One exception I noted to the general slovenliness of the graves. A new and handsome monument had just been set up by a man of Ennis, living in Australia, to the memory of his father and mother, buried here twenty years ago. But this touching symbol of a heart untravelled, fondly turning to its home, had been so placed, either by accident or by design, as to block the entrance way to the vault of a family living, or rather owning property, in this neighbourhood. Until within a year or two past this family had occupied a very handsome mansion in a park adjoining the park of Edenvale. But the heir, worn out with local hostilities, and reduced in fortune by the pressure of the times and of the League, has now thrown up the sponge. His ancestral acres have been turned over for cultivation to Mr. Stacpoole. His house, a large fine building, apparently of the time of James II., containing, I am told, some good pictures and old furniture, is shut up, as are the model stables, ample enough for a great stud; and so another centre of local industry and activity is made sterile.
Near the ruins of Killone is a curious ancient shrine of St. John, beside a spring known as the Holy Well. All about the rude little altar in the open air simple votive offerings were displayed, and Mrs. Stacpoole tells me pilgrims come here from Galway and Connemara to climb the hill upon their knees, and drink of the water. Last year for the first time within the memory of man the well went dry. Such was the distress caused in Ennis by this news, that on the eve of St. John certain pious persons came out from the town, drew water from the lake, and poured it into the well!

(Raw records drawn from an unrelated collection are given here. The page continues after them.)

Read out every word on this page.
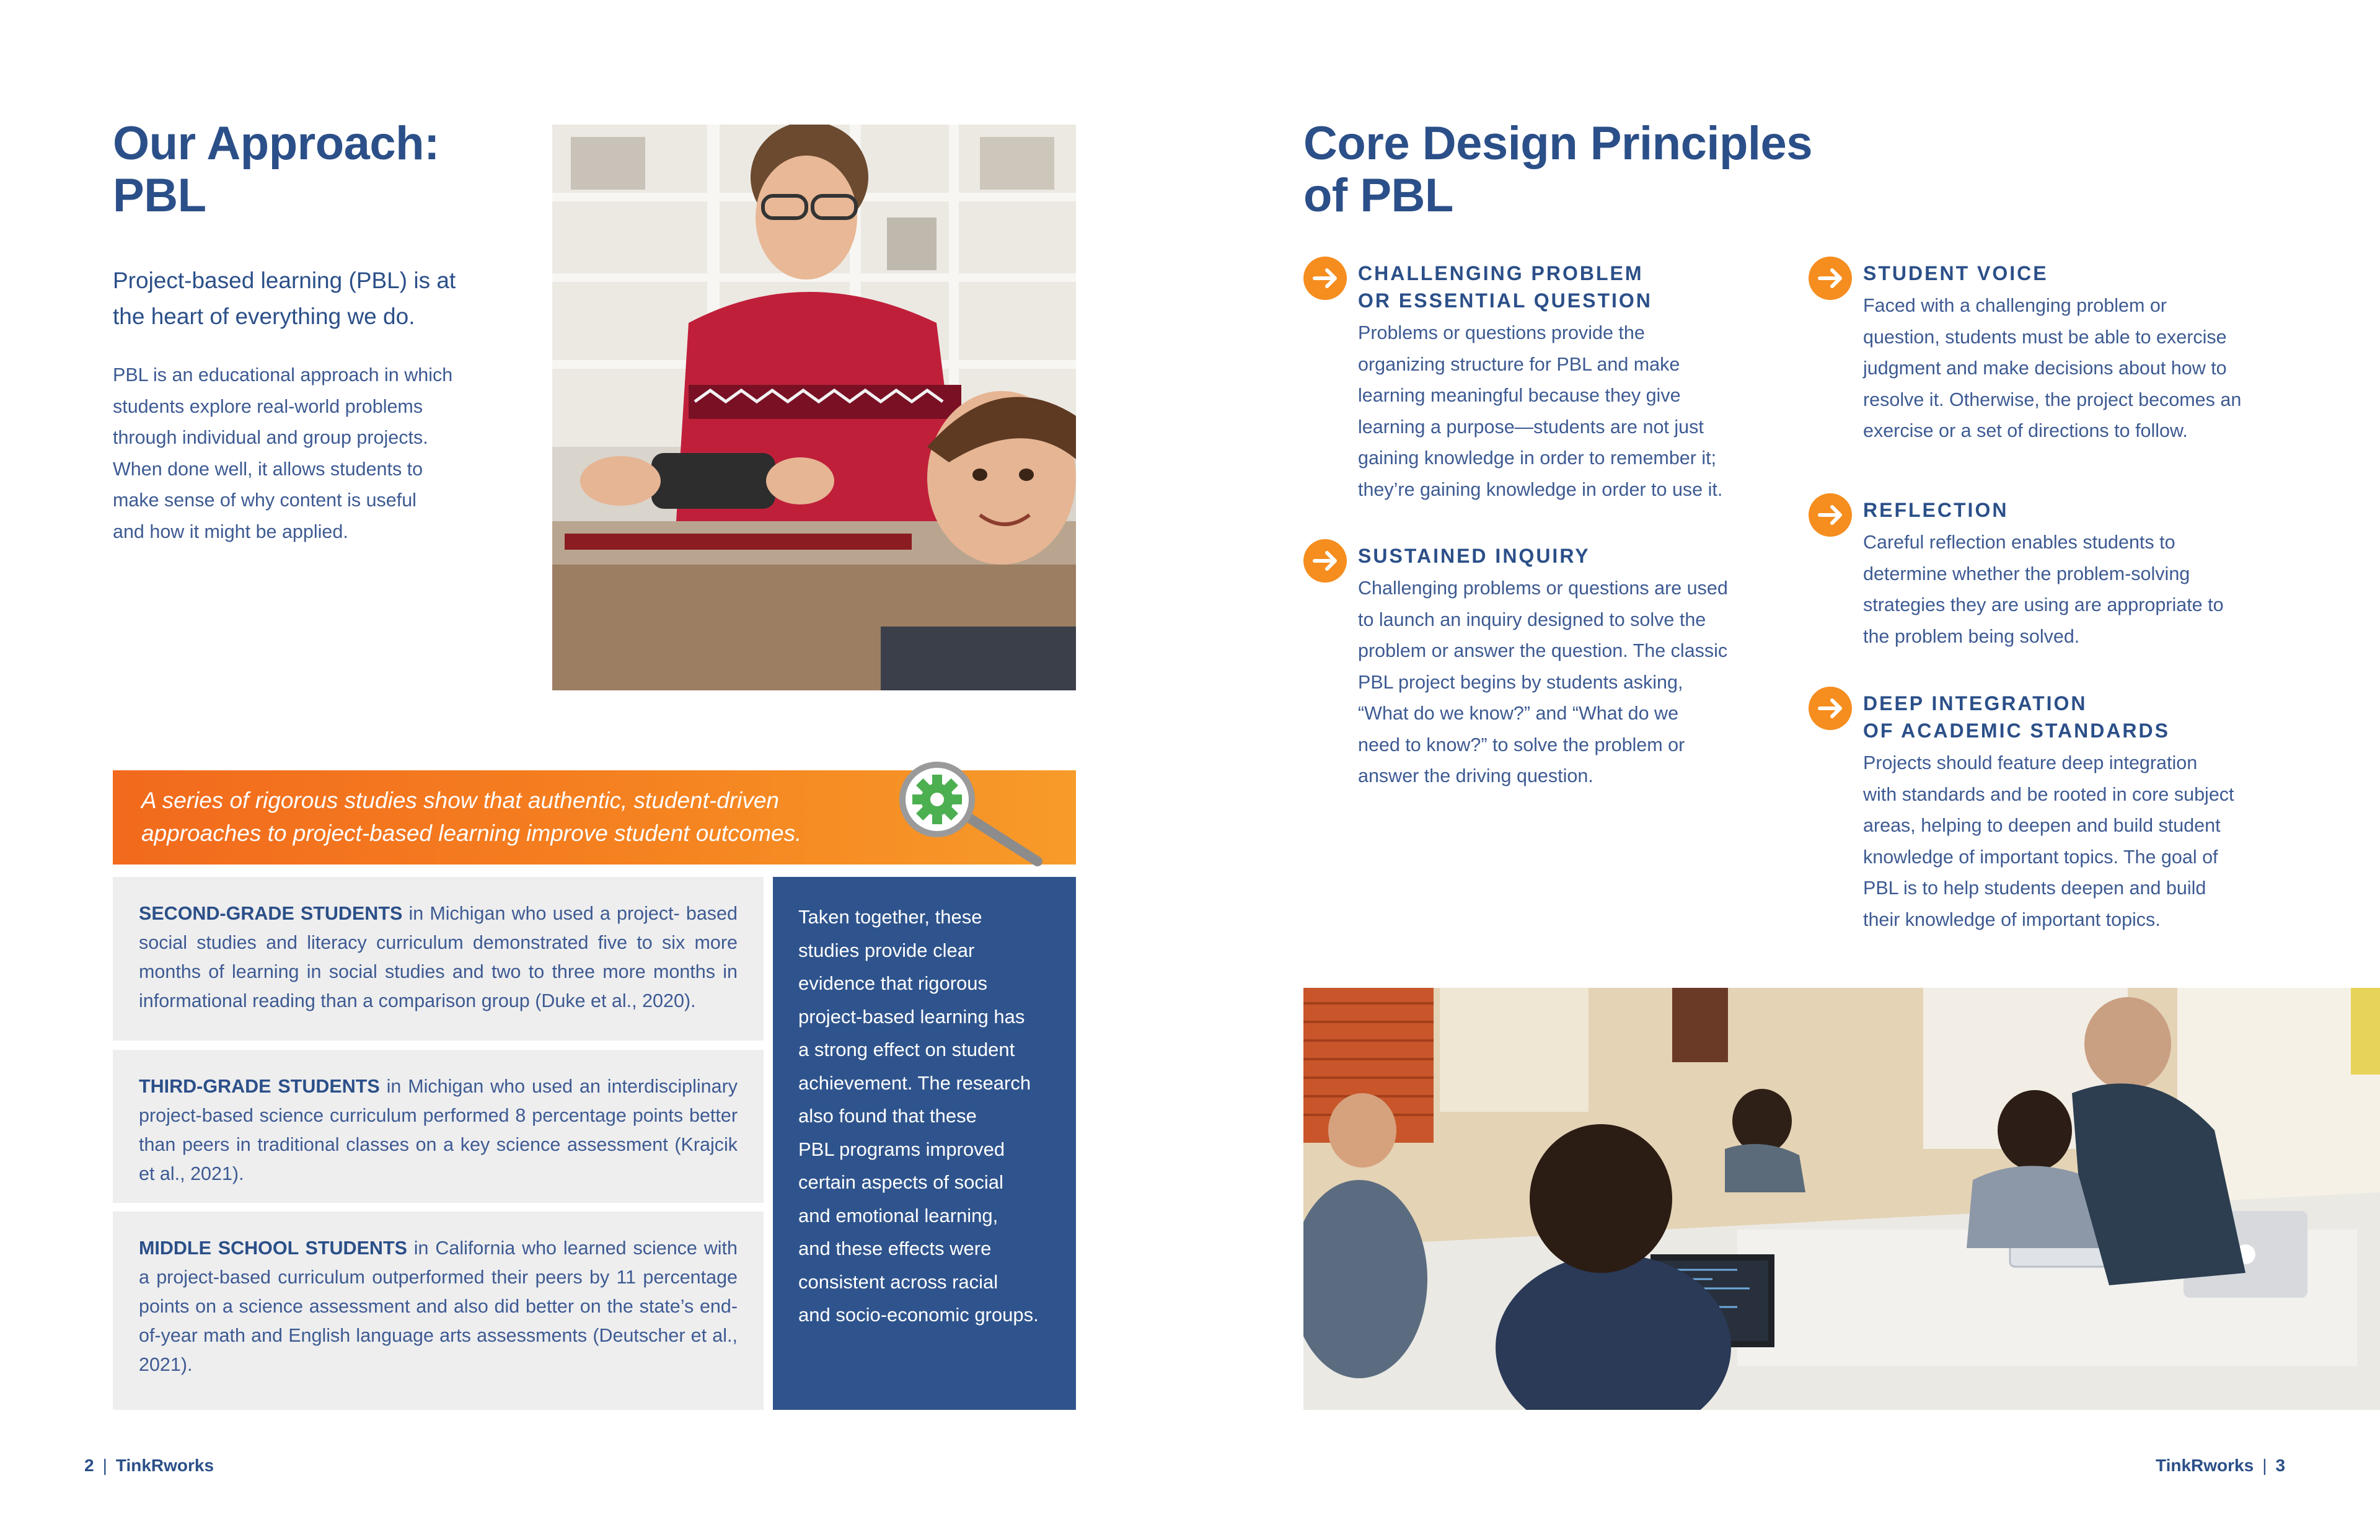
Our Approach:
PBL
Project-based learning (PBL) is at
the heart of everything we do.
PBL is an educational approach in which
students explore real-world problems
through individual and group projects.
When done well, it allows students to
make sense of why content is useful
and how it might be applied.
A series of rigorous studies show that authentic, student-driven
approaches to project-based learning improve student outcomes.
SECOND-GRADE STUDENTS in Michigan who used a project- based social studies and literacy curriculum demonstrated five to six more months of learning in social studies and two to three more months in informational reading than a comparison group (Duke et al., 2020).
THIRD-GRADE STUDENTS in Michigan who used an interdisciplinary project-based science curriculum performed 8 percentage points better than peers in traditional classes on a key science assessment (Krajcik et al., 2021).
MIDDLE SCHOOL STUDENTS in California who learned science with a project-based curriculum outperformed their peers by 11 percentage points on a science assessment and also did better on the state’s end-of-year math and English language arts assessments (Deutscher et al., 2021).
Taken together, these
studies provide clear
evidence that rigorous
project-based learning has
a strong effect on student
achievement. The research
also found that these
PBL programs improved
certain aspects of social
and emotional learning,
and these effects were
consistent across racial
and socio-economic groups.
Core Design Principles
of PBL
CHALLENGING PROBLEM
OR ESSENTIAL QUESTION
Problems or questions provide the
organizing structure for PBL and make
learning meaningful because they give
learning a purpose—students are not just
gaining knowledge in order to remember it;
they’re gaining knowledge in order to use it.
SUSTAINED INQUIRY
Challenging problems or questions are used
to launch an inquiry designed to solve the
problem or answer the question. The classic
PBL project begins by students asking,
“What do we know?” and “What do we
need to know?” to solve the problem or
answer the driving question.
STUDENT VOICE
Faced with a challenging problem or
question, students must be able to exercise
judgment and make decisions about how to
resolve it. Otherwise, the project becomes an
exercise or a set of directions to follow.
REFLECTION
Careful reflection enables students to
determine whether the problem-solving
strategies they are using are appropriate to
the problem being solved.
DEEP INTEGRATION
OF ACADEMIC STANDARDS
Projects should feature deep integration
with standards and be rooted in core subject
areas, helping to deepen and build student
knowledge of important topics. The goal of
PBL is to help students deepen and build
their knowledge of important topics.
2 | TinkRworks	TinkRworks | 3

As we walked away one of the party pointed to a rabbit fleeing swiftly into a hole in one of the graves. “I was on this hill,” he said, “one day not very long ago when a funeral train came out from Ennis. As it entered the precincts a rabbit ran rapidly across the grounds. Instantly the procession broke up; the coffin was literally dropped to the ground, and the bearers, the mourners, and the whole company united in a hot and general chase of bunny. Of course, I need not say,” he added, “that there was no priest with them. The fixed charge of the priest for a burial is twenty shillings, but there is usually no service at the grave whatever.”

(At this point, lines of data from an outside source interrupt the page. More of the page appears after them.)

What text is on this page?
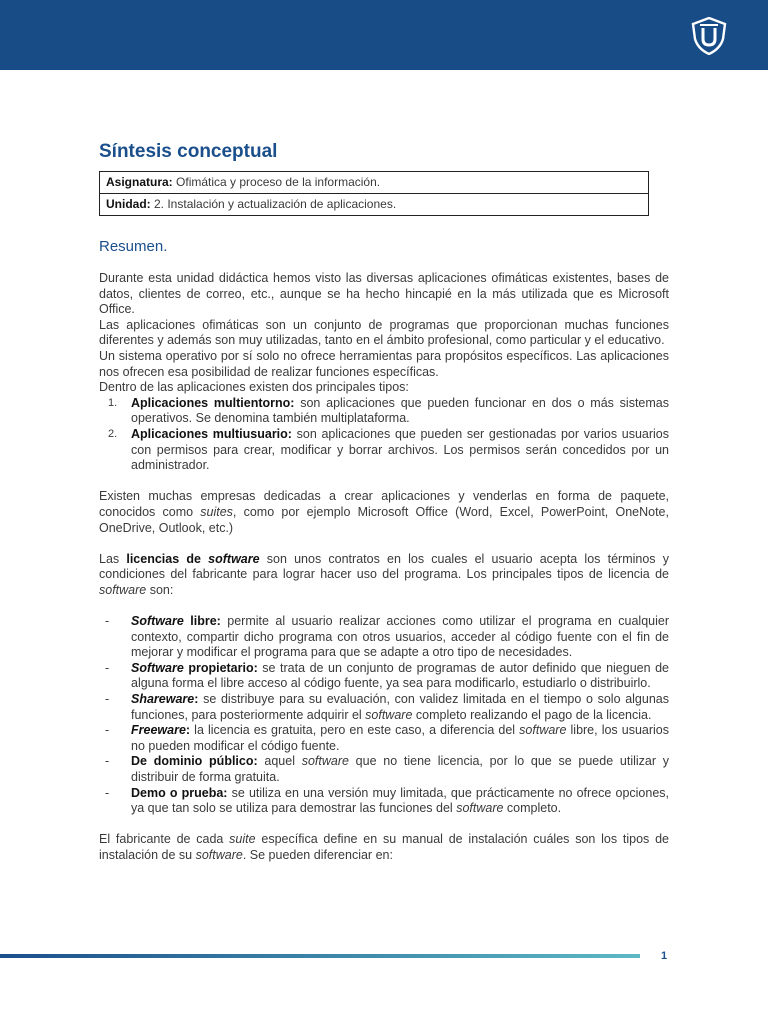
Síntesis conceptual
Asignatura: Ofimática y proceso de la información.
Unidad: 2. Instalación y actualización de aplicaciones.
Resumen.

Durante esta unidad didáctica hemos visto las diversas aplicaciones ofimáticas existentes, bases de datos, clientes de correo, etc., aunque se ha hecho hincapié en la más utilizada que es Microsoft Office.

Las aplicaciones ofimáticas son un conjunto de programas que proporcionan muchas funciones diferentes y además son muy utilizadas, tanto en el ámbito profesional, como particular y el educativo.

Un sistema operativo por sí solo no ofrece herramientas para propósitos específicos. Las aplicaciones nos ofrecen esa posibilidad de realizar funciones específicas.

Dentro de las aplicaciones existen dos principales tipos:

1. Aplicaciones multientorno: son aplicaciones que pueden funcionar en dos o más sistemas operativos. Se denomina también multiplataforma.
2. Aplicaciones multiusuario: son aplicaciones que pueden ser gestionadas por varios usuarios con permisos para crear, modificar y borrar archivos. Los permisos serán concedidos por un administrador.

Existen muchas empresas dedicadas a crear aplicaciones y venderlas en forma de paquete, conocidos como suites, como por ejemplo Microsoft Office (Word, Excel, PowerPoint, OneNote, OneDrive, Outlook, etc.)

Las licencias de software son unos contratos en los cuales el usuario acepta los términos y condiciones del fabricante para lograr hacer uso del programa. Los principales tipos de licencia de software son:

- Software libre: permite al usuario realizar acciones como utilizar el programa en cualquier contexto, compartir dicho programa con otros usuarios, acceder al código fuente con el fin de mejorar y modificar el programa para que se adapte a otro tipo de necesidades.
- Software propietario: se trata de un conjunto de programas de autor definido que nieguen de alguna forma el libre acceso al código fuente, ya sea para modificarlo, estudiarlo o distribuirlo.
- Shareware: se distribuye para su evaluación, con validez limitada en el tiempo o solo algunas funciones, para posteriormente adquirir el software completo realizando el pago de la licencia.
- Freeware: la licencia es gratuita, pero en este caso, a diferencia del software libre, los usuarios no pueden modificar el código fuente.
- De dominio público: aquel software que no tiene licencia, por lo que se puede utilizar y distribuir de forma gratuita.
- Demo o prueba: se utiliza en una versión muy limitada, que prácticamente no ofrece opciones, ya que tan solo se utiliza para demostrar las funciones del software completo.

El fabricante de cada suite específica define en su manual de instalación cuáles son los tipos de instalación de su software. Se pueden diferenciar en:

1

This may possibly be a trace of the practices which grew up under the Penal Laws against Catholics. When Rinuccini came to Ireland in the time of the Civil War, he found the observances of the Church all fallen into degradation through these laws. The Holy Sacrifice was celebrated in the cabins, and not unfrequently on tables which had been covered half-an-hour before with the remains of the last night’s supper, and would be cleared half-an-hour afterwards for the midday meal, and perhaps for a game of cards.

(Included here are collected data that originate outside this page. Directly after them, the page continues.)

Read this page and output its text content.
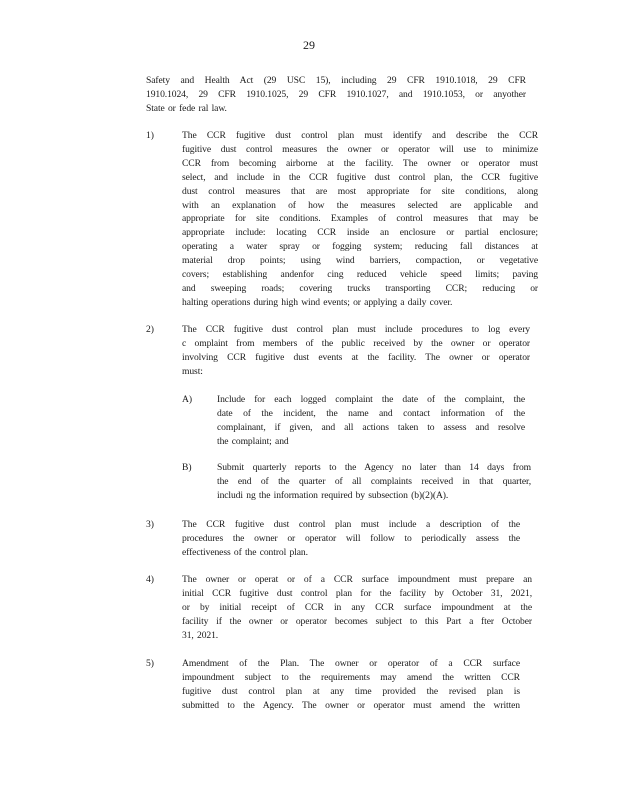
29
Safety and Health Act (29 USC 15), including 29 CFR 1910.1018, 29 CFR
1910.1024, 29 CFR 1910.1025, 29 CFR 1910.1027, and 1910.1053, or anyother
State or fede ral law.
1)	The CCR fugitive dust control plan must identify and describe the CCR
fugitive dust control measures the owner or operator will use to minimize
CCR from becoming airborne at the facility. The owner or operator must
select, and include in the CCR fugitive dust control plan, the CCR fugitive
dust control measures that are most appropriate for site conditions, along
with an explanation of how the measures selected are applicable and
appropriate for site conditions. Examples of control measures that may be
appropriate include: locating CCR inside an enclosure or partial enclosure;
operating a water spray or fogging system; reducing fall distances at
material drop points; using wind barriers, compaction, or vegetative
covers; establishing andenfor cing reduced vehicle speed limits; paving
and sweeping roads; covering trucks transporting CCR; reducing or
halting operations during high wind events; or applying a daily cover.
2)	The CCR fugitive dust control plan must include procedures to log every
c omplaint from members of the public received by the owner or operator
involving CCR fugitive dust events at the facility. The owner or operator
must:
A)	Include for each logged complaint the date of the complaint, the
date of the incident, the name and contact information of the
complainant, if given, and all actions taken to assess and resolve
the complaint; and
B)	Submit quarterly reports to the Agency no later than 14 days from
the end of the quarter of all complaints received in that quarter,
includi ng the information required by subsection (b)(2)(A).
3)	The CCR fugitive dust control plan must include a description of the
procedures the owner or operator will follow to periodically assess the
effectiveness of the control plan.
4)	The owner or operat or of a CCR surface impoundment must prepare an
initial CCR fugitive dust control plan for the facility by October 31, 2021,
or by initial receipt of CCR in any CCR surface impoundment at the
facility if the owner or operator becomes subject to this Part a fter October
31, 2021.
5)	Amendment of the Plan. The owner or operator of a CCR surface
impoundment subject to the requirements may amend the written CCR
fugitive dust control plan at any time provided the revised plan is
submitted to the Agency. The owner or operator must amend the written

Several guests joined us at dinner. One gentleman, a magistrate familiar with Gweedore, told me he believed the statements of Sergeant Mahony as to the income of Father M’Fadden to fall within the truth. While he believes that many people in that region live, as he put it, “constantly within a hair’s-breadth of famine,” he thinks that the great body of the peasants there are in a position, “with industry and thrift, not only to make both ends meet, but to make them overlap.”